Schwalb looks to ban Curbio from operating alleged illegal practices in the District of Columbia to protect vulnerable residents from what he claims as “exploitative contracts that threaten them (victims) with financial ruin.”
The OAG claims that Curbio has misrepresented most of their business model to consumers, such as level of risk, absence of fees or interest, rigorous vetting of its contractors, return investment, extended time working on homes and more.
Curbio has broadly denied the allegations and defended its practices, calling allegations “a false narrative.”
eXp
eXp and CEO Glenn Sanford are seeking to dismiss a second lawsuit filed by a woman who claims she was sexually assaulted by high-profile recruiters at company events, arguing again that they are not responsible for the alleged misconduct of agents—although the same judge just recently overruled similar arguments in a separate case.
Anya Roberts is a current eXp agent, and came forward with claims that eXp influencers Michael Bjorkman and David Golden drugged and sexually assaulted her at a 2020 event.
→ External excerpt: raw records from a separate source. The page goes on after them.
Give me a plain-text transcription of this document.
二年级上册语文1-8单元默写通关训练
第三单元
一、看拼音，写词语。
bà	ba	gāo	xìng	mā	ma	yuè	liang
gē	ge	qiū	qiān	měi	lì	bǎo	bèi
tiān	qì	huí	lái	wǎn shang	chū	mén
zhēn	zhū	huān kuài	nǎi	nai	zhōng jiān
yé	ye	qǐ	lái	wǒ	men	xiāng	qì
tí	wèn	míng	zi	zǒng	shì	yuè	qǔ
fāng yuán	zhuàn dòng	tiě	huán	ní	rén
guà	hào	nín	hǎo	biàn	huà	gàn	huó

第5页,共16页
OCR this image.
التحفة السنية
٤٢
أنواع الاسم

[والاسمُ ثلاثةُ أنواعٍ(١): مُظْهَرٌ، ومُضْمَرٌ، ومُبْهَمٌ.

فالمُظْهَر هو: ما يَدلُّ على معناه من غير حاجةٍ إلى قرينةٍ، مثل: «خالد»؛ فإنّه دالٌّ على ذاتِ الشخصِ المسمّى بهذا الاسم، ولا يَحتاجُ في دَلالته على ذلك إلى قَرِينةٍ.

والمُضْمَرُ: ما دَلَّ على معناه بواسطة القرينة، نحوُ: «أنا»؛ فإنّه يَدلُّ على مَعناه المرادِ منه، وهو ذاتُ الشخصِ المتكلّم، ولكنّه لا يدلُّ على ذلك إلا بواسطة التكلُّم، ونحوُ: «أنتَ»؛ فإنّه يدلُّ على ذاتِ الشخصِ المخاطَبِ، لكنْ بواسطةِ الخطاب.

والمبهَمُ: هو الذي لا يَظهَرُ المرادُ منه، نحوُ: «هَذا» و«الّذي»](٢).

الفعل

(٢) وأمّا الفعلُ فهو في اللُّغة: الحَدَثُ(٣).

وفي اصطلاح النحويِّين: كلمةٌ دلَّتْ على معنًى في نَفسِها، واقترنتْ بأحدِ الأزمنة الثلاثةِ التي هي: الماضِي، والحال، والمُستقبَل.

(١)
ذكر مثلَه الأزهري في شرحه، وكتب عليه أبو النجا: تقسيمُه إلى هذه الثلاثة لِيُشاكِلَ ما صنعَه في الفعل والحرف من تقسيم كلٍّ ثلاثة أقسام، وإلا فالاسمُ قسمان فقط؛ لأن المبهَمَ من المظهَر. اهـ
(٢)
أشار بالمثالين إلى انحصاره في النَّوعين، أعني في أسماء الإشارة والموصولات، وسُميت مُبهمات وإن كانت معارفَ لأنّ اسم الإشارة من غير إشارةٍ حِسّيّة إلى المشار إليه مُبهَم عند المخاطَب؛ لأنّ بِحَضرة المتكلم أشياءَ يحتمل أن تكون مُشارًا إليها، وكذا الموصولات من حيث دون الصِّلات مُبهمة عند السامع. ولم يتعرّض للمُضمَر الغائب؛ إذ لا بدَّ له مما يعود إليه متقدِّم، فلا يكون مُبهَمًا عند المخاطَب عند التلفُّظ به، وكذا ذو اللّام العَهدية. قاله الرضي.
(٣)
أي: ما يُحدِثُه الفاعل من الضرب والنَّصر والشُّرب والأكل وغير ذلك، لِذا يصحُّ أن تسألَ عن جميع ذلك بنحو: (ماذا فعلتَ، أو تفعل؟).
She also alleges that Michael Sherrard, another influencer, groped her, while executives turned a blind eye.
Utilizing a law meant to protect sex trafficking victims, both lawsuits seek to hold the company as a whole responsible as participants and beneficiaries of the alleged abuse.
“Roberts…alleges, without factual support, that eXp…and its CEO Glenn Sanford participated in a sex trafficking venture with (Golden and Bjorkman),” eXp wrote. “No facts support that eXp or Sanford received anything of value as a result of sexual assaults against (Roberts), or that eXp or Sanford knew or should have known about Golden and Bjorkman’s alleged abhorrent actions.”
The judge has yet to rule on eXp’s motion. In the second case, in which four women are making similar claims against the company, Sanford, Bjorkman and Golden, a trial is scheduled for April 2025.